Talvez
não tenha sido um acaso, lembrar-me do homem do café. Aquele que dava vida aos
restos negros, aguados, que ficavam no fundo, no fim daquele primeiro momento
de prazer. Findo aquele instante, breve para quem olhava sem ver nada, deitava
a chávena sobre o pires, inclinando-a com a delicadeza firme e apaixonada que
guia a mão dos artistas.

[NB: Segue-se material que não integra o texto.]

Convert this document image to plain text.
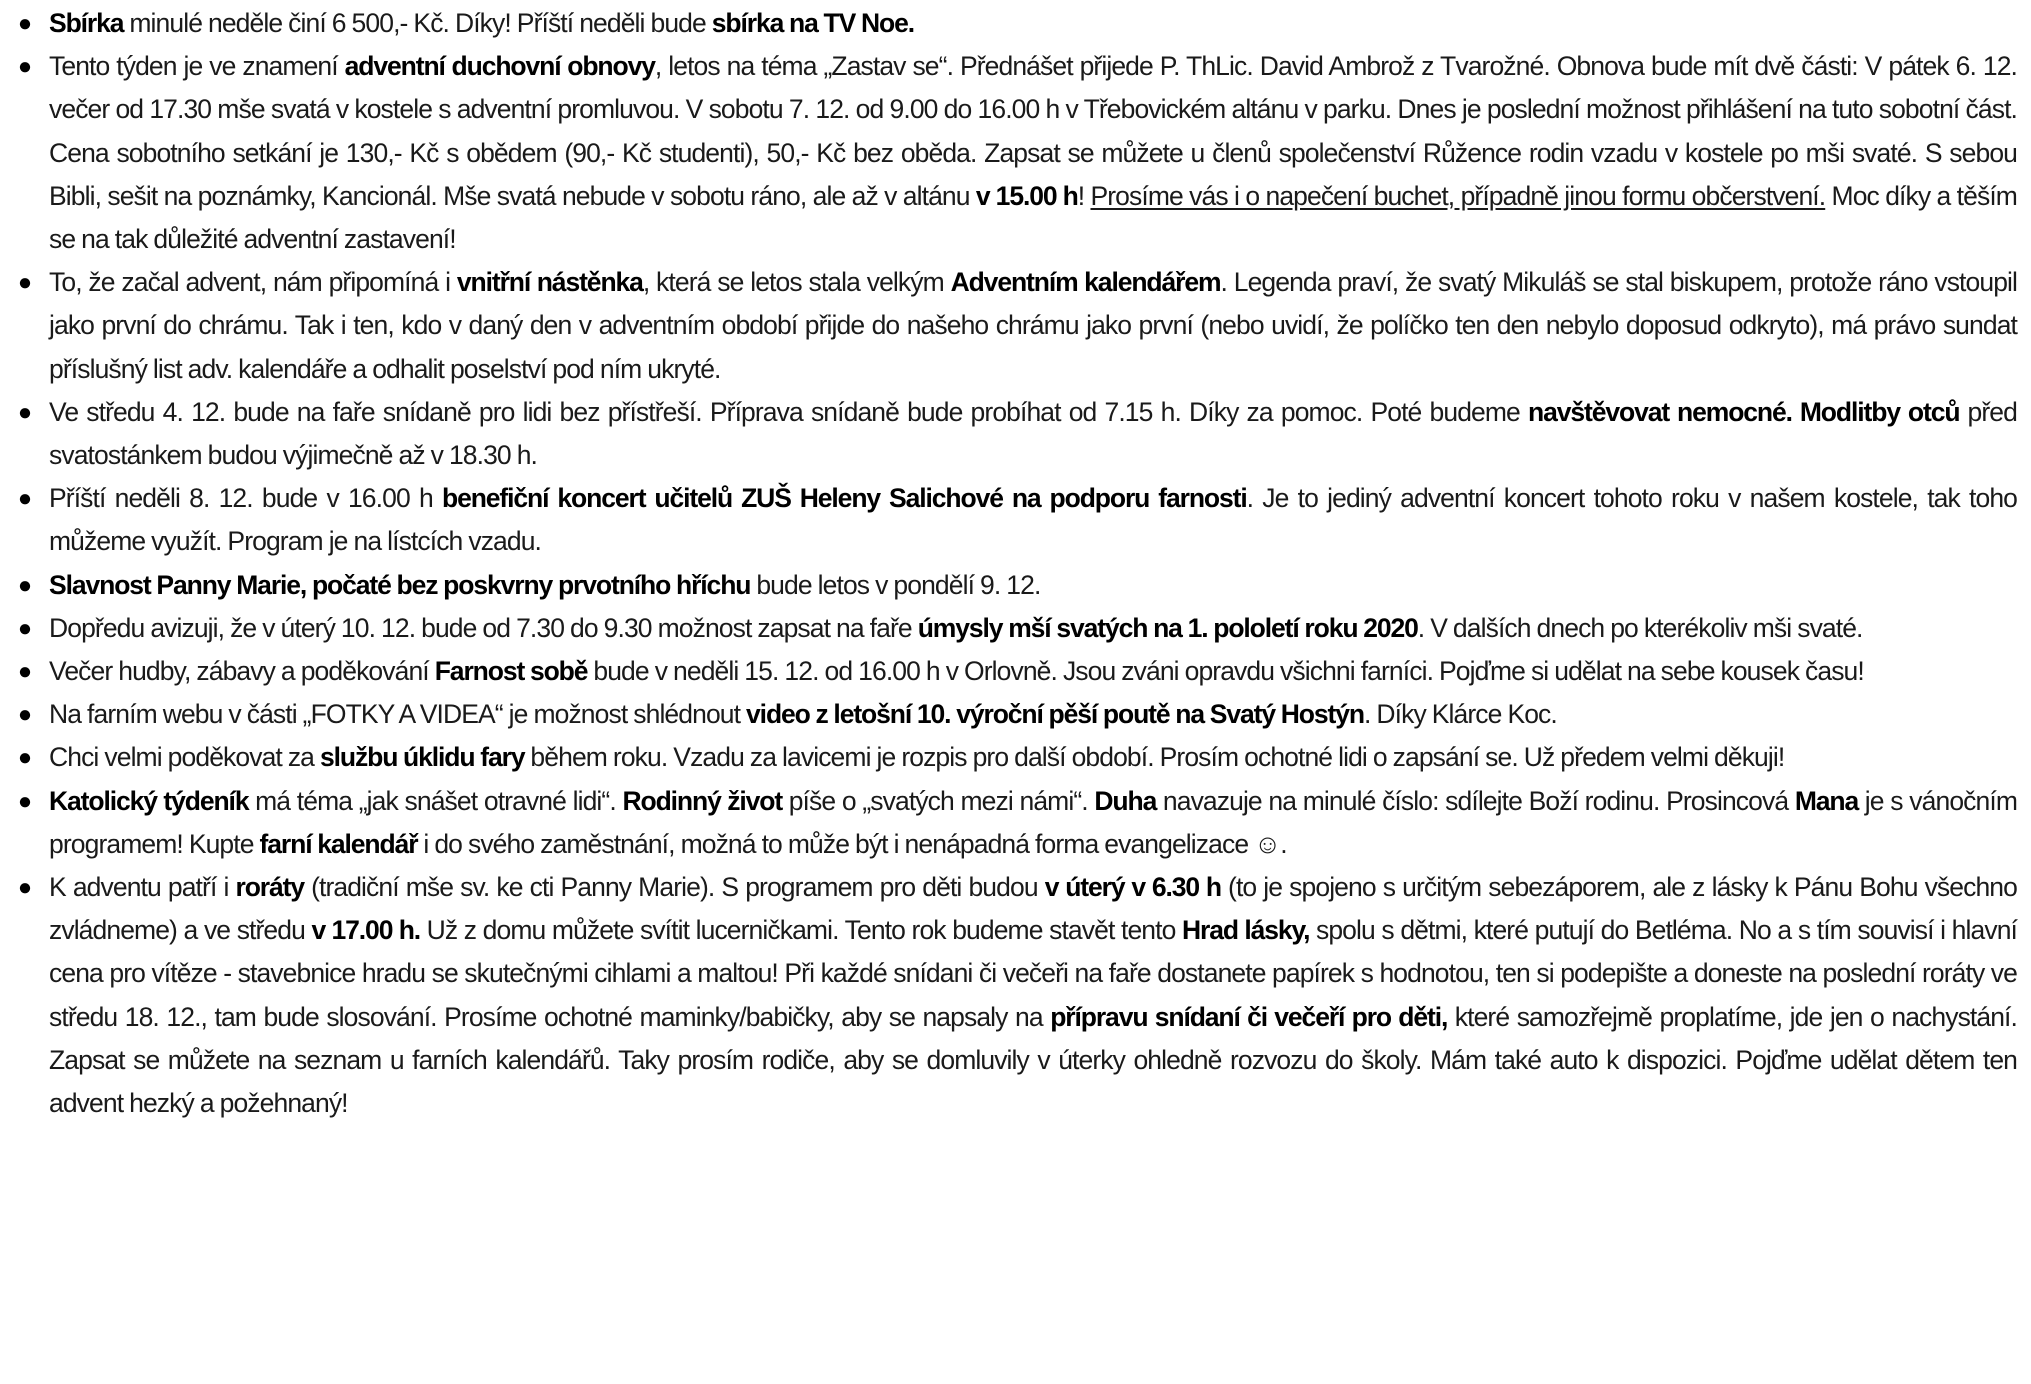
● Sbírka minulé neděle činí 6 500,- Kč. Díky! Příští neděli bude sbírka na TV Noe.
● Tento týden je ve znamení adventní duchovní obnovy, letos na téma „Zastav se“. Přednášet přijede P. ThLic. David Ambrož z Tvarožné. Obnova bude mít dvě části: V pátek 6. 12. večer od 17.30 mše svatá v kostele s adventní promluvou. V sobotu 7. 12. od 9.00 do 16.00 h v Třebovickém altánu v parku. Dnes je poslední možnost přihlášení na tuto sobotní část. Cena sobotního setkání je 130,- Kč s obědem (90,- Kč studenti), 50,- Kč bez oběda. Zapsat se můžete u členů společenství Růžence rodin vzadu v kostele po mši svaté. S sebou Bibli, sešit na poznámky, Kancionál. Mše svatá nebude v sobotu ráno, ale až v altánu v 15.00 h! Prosíme vás i o napečení buchet, případně jinou formu občerstvení. Moc díky a těším se na tak důležité adventní zastavení!
● To, že začal advent, nám připomíná i vnitřní nástěnka, která se letos stala velkým Adventním kalendářem. Legenda praví, že svatý Mikuláš se stal biskupem, protože ráno vstoupil jako první do chrámu. Tak i ten, kdo v daný den v adventním období přijde do našeho chrámu jako první (nebo uvidí, že políčko ten den nebylo doposud odkryto), má právo sundat příslušný list adv. kalendáře a odhalit poselství pod ním ukryté.
● Ve středu 4. 12. bude na faře snídaně pro lidi bez přístřeší. Příprava snídaně bude probíhat od 7.15 h. Díky za pomoc. Poté budeme navštěvovat nemocné. Modlitby otců před svatostánkem budou výjimečně až v 18.30 h.
● Příští neděli 8. 12. bude v 16.00 h benefiční koncert učitelů ZUŠ Heleny Salichové na podporu farnosti. Je to jediný adventní koncert tohoto roku v našem kostele, tak toho můžeme využít. Program je na lístcích vzadu.
● Slavnost Panny Marie, počaté bez poskvrny prvotního hříchu bude letos v pondělí 9. 12.
● Dopředu avizuji, že v úterý 10. 12. bude od 7.30 do 9.30 možnost zapsat na faře úmysly mší svatých na 1. pololetí roku 2020. V dalších dnech po kterékoliv mši svaté.
● Večer hudby, zábavy a poděkování Farnost sobě bude v neděli 15. 12. od 16.00 h v Orlovně. Jsou zváni opravdu všichni farníci. Pojďme si udělat na sebe kousek času!
● Na farním webu v části „FOTKY A VIDEA“ je možnost shlédnout video z letošní 10. výroční pěší poutě na Svatý Hostýn. Díky Klárce Koc.
● Chci velmi poděkovat za službu úklidu fary během roku. Vzadu za lavicemi je rozpis pro další období. Prosím ochotné lidi o zapsání se. Už předem velmi děkuji!
● Katolický týdeník má téma „jak snášet otravné lidi“. Rodinný život píše o „svatých mezi námi“. Duha navazuje na minulé číslo: sdílejte Boží rodinu. Prosincová Mana je s vánočním programem! Kupte farní kalendář i do svého zaměstnání, možná to může být i nenápadná forma evangelizace ☺.
● K adventu patří i roráty (tradiční mše sv. ke cti Panny Marie). S programem pro děti budou v úterý v 6.30 h (to je spojeno s určitým sebezáporem, ale z lásky k Pánu Bohu všechno zvládneme) a ve středu v 17.00 h. Už z domu můžete svítit lucerničkami. Tento rok budeme stavět tento Hrad lásky, spolu s dětmi, které putují do Betléma. No a s tím souvisí i hlavní cena pro vítěze - stavebnice hradu se skutečnými cihlami a maltou! Při každé snídani či večeři na faře dostanete papírek s hodnotou, ten si podepište a doneste na poslední roráty ve středu 18. 12., tam bude slosování. Prosíme ochotné maminky/babičky, aby se napsaly na přípravu snídaní či večeří pro děti, které samozřejmě proplatíme, jde jen o nachystání. Zapsat se můžete na seznam u farních kalendářů. Taky prosím rodiče, aby se domluvily v úterky ohledně rozvozu do školy. Mám také auto k dispozici. Pojďme udělat dětem ten advent hezký a požehnaný!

Com um pincel fino, muito fino, despia com amorosa
minúcia o acidental excesso tombado no corpo branco da pequena chávena de
louça, e desenhava, num caderno de argolas, o que os seus olhos admiravelmente
anteviam naqueles restos de café espesso, inerte e frio ainda há pouco, vivo
agora, torrencial, enchendo de desejos encarnados as páginas brancas e lisas do
bloco.
Ele
sabia que eu o observava. Em silêncio inquieto. Pasmada diante daquela
imensidão de mundo que cabia e, porém, vazava do caderno de argolas.
Embalada
por recordações antigas, descobri-me a rever fotografias de outros tempos. Das
que revelava, ainda, antecipando essa mesma ansiedade inquieta do
desconhecido. Consumida de vontades inadiáveis, sim, mas sem a insipiência
precisa do rigor digital de agora.
Organizava-as
em álbuns. As fotografias. Inventários de capa dura e páginas decoradas com
bolsinhas de plástico sobranceiras às linhas rectas onde vertia, deslumbrada, o
meu encantamento pelos dias passados.
Voltei
a passar as mãos pelas folhas. Senti o cheiro das memórias. Deixei-me tomar
pelos encantos que imortalizei a cada época, a cada página, em frases simples,
tão simples, de uma ingenuidade tão completa e eloquente que quase me
desconheço. Ou talvez não. Talvez me reencontre, apenas, entre essas
recordações. “Pareces una niña, es
que te encanta todo!”.
E encantava-me. Encanta-me, ainda, não
sendo já tão menina. As rugas dos rostos que se cruzam comigo, e os sulcos da
terra que me sustenta e me embala. Sem pressa. O sussurro das vozes carregadas
pela brisa ansiosa e meiga, a que ofereço a face, rendida, para que me mime e
me acalente. As montanhas soberbas, escarpadas, arrogantes como a vida que se
vive sem amarras, ao sabor dessa gente que descobrimos sem querer e sem pedir;
e sem pedir nem querer nos preenche os sentidos com a mesma avidez sem aviso
que recordo quando rio. Quando choro. Vou procurando o equilíbrio no tempo que
roubo para mim, resgatada entre os instantes em que me ouço. Como ouço as
preces dos pássaros. E a sofreguidão do vento, rouco, que me agarra e me
confunde, que me sopra ao ouvido segredos que não ouso descobrir.
Li e
reli, vezes sem conta, perdendo-me, encontrando-me, absorvendo cada palavra
como o ar que me falta por momentos.
Recordei
rostos queridos, passados, que a Morte apressada nos seus insondáveis
caprichos, resolveu levar sem aviso nem demora. E dou por mim a pensar, tonta,
que o homem do café talvez desenhasse para mim. Às vezes. Perturbando o meu
sossego, sem que o pudesse imaginar.